You can add this line to /etc/rc.local to make this setting permanent. In this case you may want to ignore stderr to avoid error messages when changing runlevels:

{ echo ':DOSWin:M::MZ::/usr/bin/wine:' > /proc/sys/fs/binfmt_misc/register; } 2>/dev/null

Now try to run a Windows program:

chmod 755 exefile.exe


Often you may need to run .exes to patch game files, for example a widescreen mod for an old game, and running the .exe normally through wine might yield nothing happening. In this case, you can open a terminal and run the following command:

$ wineconsole cmd

Then navigate to the directory and run the .exe file from there.



Wine-doors is a WineTools replacement. It features a GNOME GUI and works like a package manager. Works fine in 64bit. [No longer available in the AUR].

WineTools assistant

Note: This tool is currently slightly outdated, but working.

Winetools is a script that facilitates in the installation of some core components for wine in order to install other programs.
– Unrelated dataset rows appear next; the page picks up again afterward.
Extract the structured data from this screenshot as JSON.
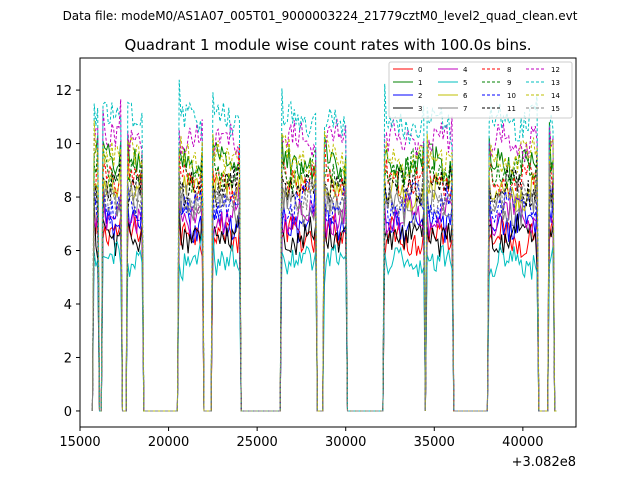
{
  "chart_data": {
    "type": "line",
    "suptitle": "Data file: modeM0/AS1A07_005T01_9000003224_21779cztM0_level2_quad_clean.evt",
    "title": "Quadrant 1 module wise count rates with 100.0s bins.",
    "xlabel": "",
    "ylabel": "",
    "x_offset_label": "+3.082e8",
    "xlim": [
      15000,
      43000
    ],
    "ylim": [
      -0.6,
      13.2
    ],
    "x_ticks": [
      15000,
      20000,
      25000,
      30000,
      35000,
      40000
    ],
    "x_tick_labels": [
      "15000",
      "20000",
      "25000",
      "30000",
      "35000",
      "40000"
    ],
    "y_ticks": [
      0,
      2,
      4,
      6,
      8,
      10,
      12
    ],
    "y_tick_labels": [
      "0",
      "2",
      "4",
      "6",
      "8",
      "10",
      "12"
    ],
    "legend_position": "top-right",
    "bin_size_s": 100,
    "segments": [
      {
        "start": 15800,
        "end": 16000
      },
      {
        "start": 16300,
        "end": 17300
      },
      {
        "start": 17700,
        "end": 18500
      },
      {
        "start": 20600,
        "end": 21900
      },
      {
        "start": 22500,
        "end": 24000
      },
      {
        "start": 26400,
        "end": 28300
      },
      {
        "start": 28800,
        "end": 30000
      },
      {
        "start": 32200,
        "end": 34400
      },
      {
        "start": 34600,
        "end": 36000
      },
      {
        "start": 38100,
        "end": 40800
      },
      {
        "start": 41500,
        "end": 41700
      }
    ],
    "series": [
      {
        "name": "0",
        "color": "#ff0000",
        "dashed": false,
        "level": 6.5
      },
      {
        "name": "1",
        "color": "#008000",
        "dashed": false,
        "level": 9.2
      },
      {
        "name": "2",
        "color": "#0000ff",
        "dashed": false,
        "level": 7.1
      },
      {
        "name": "3",
        "color": "#000000",
        "dashed": false,
        "level": 6.6
      },
      {
        "name": "4",
        "color": "#bf00bf",
        "dashed": false,
        "level": 7.3
      },
      {
        "name": "5",
        "color": "#00bfbf",
        "dashed": false,
        "level": 5.6
      },
      {
        "name": "6",
        "color": "#bfbf00",
        "dashed": false,
        "level": 8.2
      },
      {
        "name": "7",
        "color": "#808080",
        "dashed": false,
        "level": 7.6
      },
      {
        "name": "8",
        "color": "#ff0000",
        "dashed": true,
        "level": 8.6
      },
      {
        "name": "9",
        "color": "#008000",
        "dashed": true,
        "level": 9.0
      },
      {
        "name": "10",
        "color": "#0000ff",
        "dashed": true,
        "level": 7.8
      },
      {
        "name": "11",
        "color": "#000000",
        "dashed": true,
        "level": 8.4
      },
      {
        "name": "12",
        "color": "#bf00bf",
        "dashed": true,
        "level": 10.1
      },
      {
        "name": "13",
        "color": "#00bfbf",
        "dashed": true,
        "level": 10.8
      },
      {
        "name": "14",
        "color": "#bfbf00",
        "dashed": true,
        "level": 9.5
      },
      {
        "name": "15",
        "color": "#808080",
        "dashed": true,
        "level": 8.0
      }
    ]
  }
}
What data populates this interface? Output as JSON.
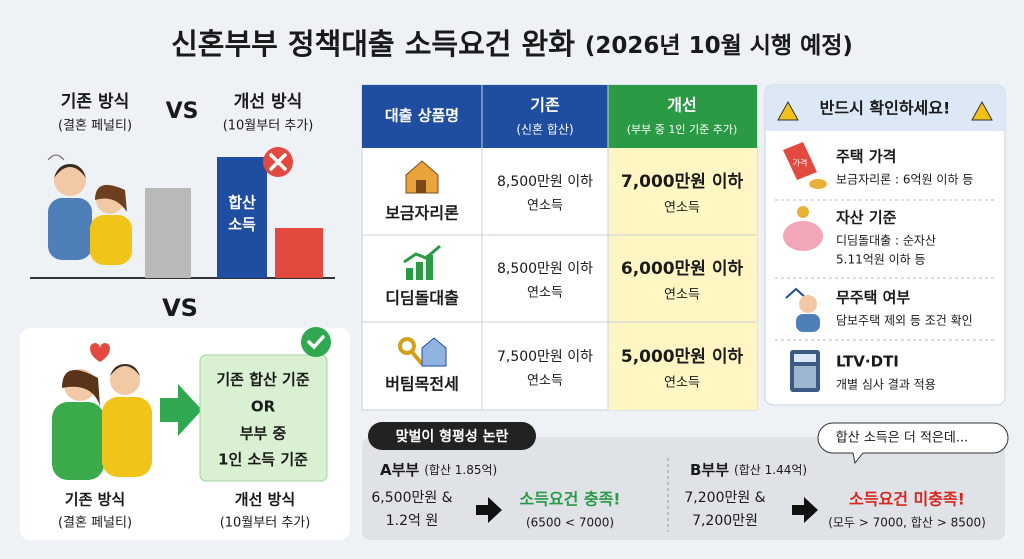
{
  "title": "신혼부부 정책대출 소득요건 완화",
  "title_note": "(2026년 10월 시행 예정)",
  "comparison": {
    "before_label": "기존 방식",
    "before_sub": "(결혼 페널티)",
    "vs": "VS",
    "after_label": "개선 방식",
    "after_sub": "(10월부터 추가)",
    "bar_label": [
      "합산",
      "소득"
    ]
  },
  "divider_vs": "VS",
  "improved": {
    "box": [
      "기존 합산 기준",
      "OR",
      "부부 중",
      "1인 소득 기준"
    ],
    "before_label": "기존 방식",
    "before_sub": "(결혼 페널티)",
    "after_label": "개선 방식",
    "after_sub": "(10월부터 추가)"
  },
  "table": {
    "header": [
      [
        "대출 상품명"
      ],
      [
        "기존",
        "(신혼 합산)"
      ],
      [
        "개선",
        "(부부 중 1인 기준 추가)"
      ]
    ],
    "rows": [
      {
        "name": "보금자리론",
        "before": [
          "8,500만원 이하",
          "연소득"
        ],
        "after": [
          "7,000만원 이하",
          "연소득"
        ]
      },
      {
        "name": "디딤돌대출",
        "before": [
          "8,500만원 이하",
          "연소득"
        ],
        "after": [
          "6,000만원 이하",
          "연소득"
        ]
      },
      {
        "name": "버팀목전세",
        "before": [
          "7,500만원 이하",
          "연소득"
        ],
        "after": [
          "5,000만원 이하",
          "연소득"
        ]
      }
    ]
  },
  "checklist": {
    "title": "반드시 확인하세요!",
    "items": [
      {
        "title": "주택 가격",
        "desc": [
          "보금자리론 : 6억원 이하 등"
        ],
        "icon_text": "가격"
      },
      {
        "title": "자산 기준",
        "desc": [
          "디딤돌대출 : 순자산",
          "5.11억원 이하 등"
        ]
      },
      {
        "title": "무주택 여부",
        "desc": [
          "담보주택 제외 등 조건 확인"
        ]
      },
      {
        "title": "LTV·DTI",
        "desc": [
          "개별 심사 결과 적용"
        ]
      }
    ]
  },
  "debate": {
    "tag": "맞벌이 형평성 논란",
    "bubble": "합산 소득은 더 적은데...",
    "cases": [
      {
        "name": "A부부",
        "total": "(합산 1.85억)",
        "income": [
          "6,500만원 &",
          "1.2억 원"
        ],
        "result": "소득요건 충족!",
        "note": "(6500 < 7000)"
      },
      {
        "name": "B부부",
        "total": "(합산 1.44억)",
        "income": [
          "7,200만원 &",
          "7,200만원"
        ],
        "result": "소득요건 미충족!",
        "note": "(모두 > 7000, 합산 > 8500)"
      }
    ]
  }
}
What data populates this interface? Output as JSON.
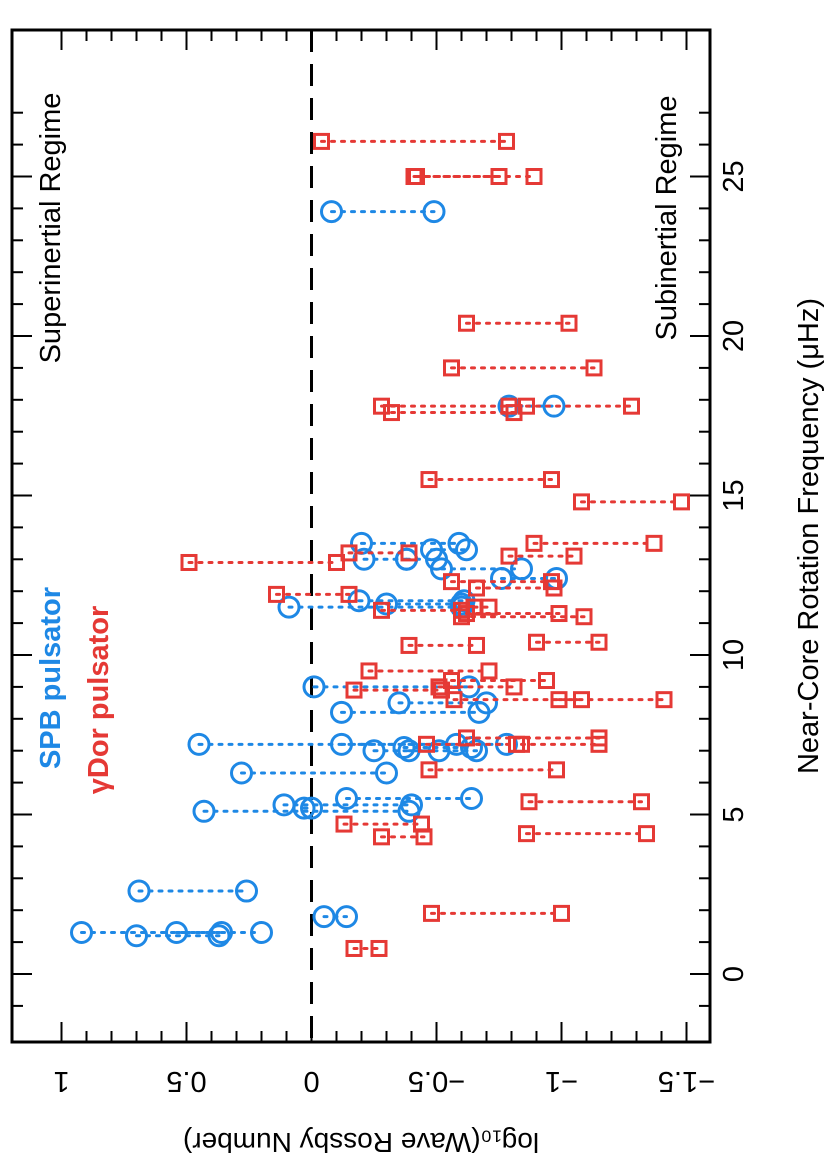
{
  "chart_data": {
    "type": "scatter",
    "xlabel": "Near-Core Rotation Frequency (μHz)",
    "ylabel": "log₁₀(Wave Rossby Number)",
    "xlim": [
      -2,
      28
    ],
    "ylim": [
      1.2,
      -1.6
    ],
    "x_ticks": [
      0,
      5,
      10,
      15,
      20,
      25
    ],
    "x_tick_labels": [
      "0",
      "5",
      "10",
      "15",
      "20",
      "25"
    ],
    "y_ticks": [
      1,
      0.5,
      0,
      -0.5,
      -1,
      -1.5
    ],
    "y_tick_labels": [
      "1",
      "0.5",
      "0",
      "−0.5",
      "−1",
      "−1.5"
    ],
    "reference_line": {
      "y": 0,
      "style": "dashed",
      "color": "#000000"
    },
    "annotations": {
      "superinertial": "Superinertial Regime",
      "subinertial": "Subinertial Regime"
    },
    "legend_labels": {
      "spb": "SPB pulsator",
      "gdor_symbol": "γ",
      "gdor_text": "Dor pulsator"
    },
    "series": [
      {
        "name": "SPB pulsator",
        "marker": "circle",
        "color": "#1e88e5",
        "pairs": [
          {
            "x": 1.3,
            "y": [
              0.92,
              0.2
            ]
          },
          {
            "x": 1.2,
            "y": [
              0.7,
              0.37
            ]
          },
          {
            "x": 1.3,
            "y": [
              0.54,
              0.36
            ]
          },
          {
            "x": 2.6,
            "y": [
              0.69,
              0.26
            ]
          },
          {
            "x": 1.8,
            "y": [
              -0.05,
              -0.14
            ]
          },
          {
            "x": 5.1,
            "y": [
              0.43,
              -0.39
            ]
          },
          {
            "x": 5.3,
            "y": [
              0.11,
              -0.4
            ]
          },
          {
            "x": 5.2,
            "y": [
              0.03,
              0.0
            ]
          },
          {
            "x": 5.5,
            "y": [
              -0.14,
              -0.64
            ]
          },
          {
            "x": 6.3,
            "y": [
              0.28,
              -0.3
            ]
          },
          {
            "x": 7.2,
            "y": [
              0.45,
              -0.78
            ]
          },
          {
            "x": 7.2,
            "y": [
              -0.12,
              -0.58
            ]
          },
          {
            "x": 7.0,
            "y": [
              -0.25,
              -0.66
            ]
          },
          {
            "x": 7.1,
            "y": [
              -0.37,
              -0.64
            ]
          },
          {
            "x": 7.0,
            "y": [
              -0.39,
              -0.51
            ]
          },
          {
            "x": 8.2,
            "y": [
              -0.12,
              -0.67
            ]
          },
          {
            "x": 8.5,
            "y": [
              -0.35,
              -0.7
            ]
          },
          {
            "x": 9.0,
            "y": [
              -0.01,
              -0.63
            ]
          },
          {
            "x": 11.5,
            "y": [
              0.09,
              -0.6
            ]
          },
          {
            "x": 11.7,
            "y": [
              -0.19,
              -0.61
            ]
          },
          {
            "x": 11.6,
            "y": [
              -0.3,
              -0.6
            ]
          },
          {
            "x": 13.5,
            "y": [
              -0.2,
              -0.59
            ]
          },
          {
            "x": 13.0,
            "y": [
              -0.21,
              -0.38
            ]
          },
          {
            "x": 13.3,
            "y": [
              -0.48,
              -0.62
            ]
          },
          {
            "x": 12.7,
            "y": [
              -0.52,
              -0.84
            ]
          },
          {
            "x": 12.4,
            "y": [
              -0.76,
              -0.98
            ]
          },
          {
            "x": 13.0,
            "y": [
              -0.38,
              -0.5
            ]
          },
          {
            "x": 17.8,
            "y": [
              -0.79,
              -0.97
            ]
          },
          {
            "x": 23.9,
            "y": [
              -0.08,
              -0.49
            ]
          }
        ]
      },
      {
        "name": "γDor pulsator",
        "marker": "square",
        "color": "#e53935",
        "pairs": [
          {
            "x": 0.8,
            "y": [
              -0.17,
              -0.27
            ]
          },
          {
            "x": 1.9,
            "y": [
              -0.48,
              -1.0
            ]
          },
          {
            "x": 4.3,
            "y": [
              -0.28,
              -0.45
            ]
          },
          {
            "x": 4.4,
            "y": [
              -0.86,
              -1.34
            ]
          },
          {
            "x": 4.7,
            "y": [
              -0.13,
              -0.44
            ]
          },
          {
            "x": 5.4,
            "y": [
              -0.87,
              -1.32
            ]
          },
          {
            "x": 6.4,
            "y": [
              -0.47,
              -0.98
            ]
          },
          {
            "x": 7.2,
            "y": [
              -0.46,
              -0.82
            ]
          },
          {
            "x": 7.2,
            "y": [
              -0.84,
              -1.15
            ]
          },
          {
            "x": 7.4,
            "y": [
              -0.62,
              -1.15
            ]
          },
          {
            "x": 8.6,
            "y": [
              -0.57,
              -1.08
            ]
          },
          {
            "x": 8.6,
            "y": [
              -0.99,
              -1.41
            ]
          },
          {
            "x": 8.9,
            "y": [
              -0.17,
              -0.52
            ]
          },
          {
            "x": 9.0,
            "y": [
              -0.51,
              -0.81
            ]
          },
          {
            "x": 9.2,
            "y": [
              -0.56,
              -0.94
            ]
          },
          {
            "x": 9.5,
            "y": [
              -0.23,
              -0.71
            ]
          },
          {
            "x": 10.3,
            "y": [
              -0.39,
              -0.66
            ]
          },
          {
            "x": 10.4,
            "y": [
              -0.9,
              -1.15
            ]
          },
          {
            "x": 11.2,
            "y": [
              -0.6,
              -1.09
            ]
          },
          {
            "x": 11.3,
            "y": [
              -0.62,
              -0.99
            ]
          },
          {
            "x": 11.4,
            "y": [
              -0.28,
              -0.6
            ]
          },
          {
            "x": 11.5,
            "y": [
              -0.65,
              -0.71
            ]
          },
          {
            "x": 11.9,
            "y": [
              0.14,
              -0.15
            ]
          },
          {
            "x": 12.1,
            "y": [
              -0.66,
              -0.97
            ]
          },
          {
            "x": 12.3,
            "y": [
              -0.56,
              -0.96
            ]
          },
          {
            "x": 12.9,
            "y": [
              0.49,
              -0.1
            ]
          },
          {
            "x": 13.2,
            "y": [
              -0.15,
              -0.39
            ]
          },
          {
            "x": 13.1,
            "y": [
              -0.79,
              -1.05
            ]
          },
          {
            "x": 13.5,
            "y": [
              -0.89,
              -1.37
            ]
          },
          {
            "x": 14.8,
            "y": [
              -1.08,
              -1.48
            ]
          },
          {
            "x": 15.5,
            "y": [
              -0.47,
              -0.96
            ]
          },
          {
            "x": 17.6,
            "y": [
              -0.32,
              -0.81
            ]
          },
          {
            "x": 17.8,
            "y": [
              -0.28,
              -0.79
            ]
          },
          {
            "x": 17.8,
            "y": [
              -0.86,
              -1.28
            ]
          },
          {
            "x": 19.0,
            "y": [
              -0.56,
              -1.13
            ]
          },
          {
            "x": 20.4,
            "y": [
              -0.62,
              -1.03
            ]
          },
          {
            "x": 25.0,
            "y": [
              -0.41,
              -0.75
            ]
          },
          {
            "x": 25.0,
            "y": [
              -0.42,
              -0.89
            ]
          },
          {
            "x": 26.1,
            "y": [
              -0.04,
              -0.78
            ]
          }
        ]
      }
    ]
  }
}
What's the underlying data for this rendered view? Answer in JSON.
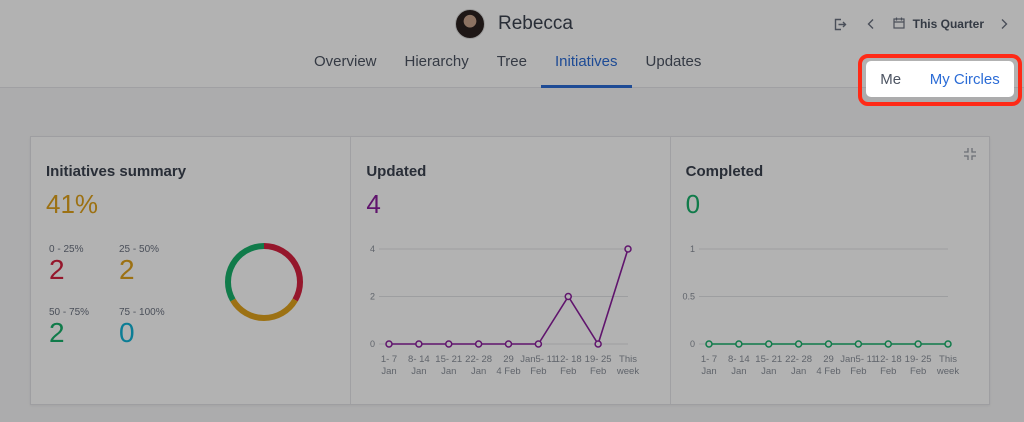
{
  "user": {
    "name": "Rebecca"
  },
  "period": {
    "label": "This Quarter"
  },
  "tabs": [
    {
      "label": "Overview",
      "active": false
    },
    {
      "label": "Hierarchy",
      "active": false
    },
    {
      "label": "Tree",
      "active": false
    },
    {
      "label": "Initiatives",
      "active": true
    },
    {
      "label": "Updates",
      "active": false
    }
  ],
  "scope": {
    "me_label": "Me",
    "circles_label": "My Circles",
    "selected": "My Circles"
  },
  "summary": {
    "title": "Initiatives summary",
    "percent": "41%",
    "buckets": [
      {
        "label": "0 - 25%",
        "value": "2",
        "color": "#d6213f"
      },
      {
        "label": "25 - 50%",
        "value": "2",
        "color": "#e0a21c"
      },
      {
        "label": "50 - 75%",
        "value": "2",
        "color": "#18b06b"
      },
      {
        "label": "75 - 100%",
        "value": "0",
        "color": "#12b3d6"
      }
    ]
  },
  "updated": {
    "title": "Updated",
    "value": "4",
    "color": "#8a1d9c"
  },
  "completed": {
    "title": "Completed",
    "value": "0",
    "color": "#18b06b"
  },
  "colors": {
    "accent": "#2b6cd6",
    "highlight": "#ff2a17",
    "percent": "#e0a21c"
  },
  "chart_data": [
    {
      "type": "pie",
      "categories": [
        "0 - 25%",
        "25 - 50%",
        "50 - 75%",
        "75 - 100%"
      ],
      "values": [
        2,
        2,
        2,
        0
      ],
      "colors": [
        "#d6213f",
        "#e0a21c",
        "#18b06b",
        "#12b3d6"
      ]
    },
    {
      "type": "line",
      "title": "Updated",
      "categories": [
        [
          "1- 7",
          "Jan"
        ],
        [
          "8- 14",
          "Jan"
        ],
        [
          "15- 21",
          "Jan"
        ],
        [
          "22- 28",
          "Jan"
        ],
        [
          "29",
          "4 Feb"
        ],
        [
          "Jan5- 11",
          "Feb"
        ],
        [
          "12- 18",
          "Feb"
        ],
        [
          "19- 25",
          "Feb"
        ],
        [
          "This",
          "week"
        ]
      ],
      "values": [
        0,
        0,
        0,
        0,
        0,
        0,
        2,
        0,
        4
      ],
      "yticks": [
        "0",
        "2",
        "4"
      ],
      "ylim": [
        0,
        4
      ],
      "color": "#8a1d9c"
    },
    {
      "type": "line",
      "title": "Completed",
      "categories": [
        [
          "1- 7",
          "Jan"
        ],
        [
          "8- 14",
          "Jan"
        ],
        [
          "15- 21",
          "Jan"
        ],
        [
          "22- 28",
          "Jan"
        ],
        [
          "29",
          "4 Feb"
        ],
        [
          "Jan5- 11",
          "Feb"
        ],
        [
          "12- 18",
          "Feb"
        ],
        [
          "19- 25",
          "Feb"
        ],
        [
          "This",
          "week"
        ]
      ],
      "values": [
        0,
        0,
        0,
        0,
        0,
        0,
        0,
        0,
        0
      ],
      "yticks": [
        "0",
        "0.5",
        "1"
      ],
      "ylim": [
        0,
        1
      ],
      "color": "#18b06b"
    }
  ]
}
Note this is not necessary for wine, but does help if you want to get Internet Explorer running.

Note: Microsoft policy is that you must have a license for IE6 in order to install DCOM98 or Internet Explorer 6. If you've ever owned a copy of Windows, you should be fine.

You can download the PKGBUILD script and see AUR for instructions to build and install.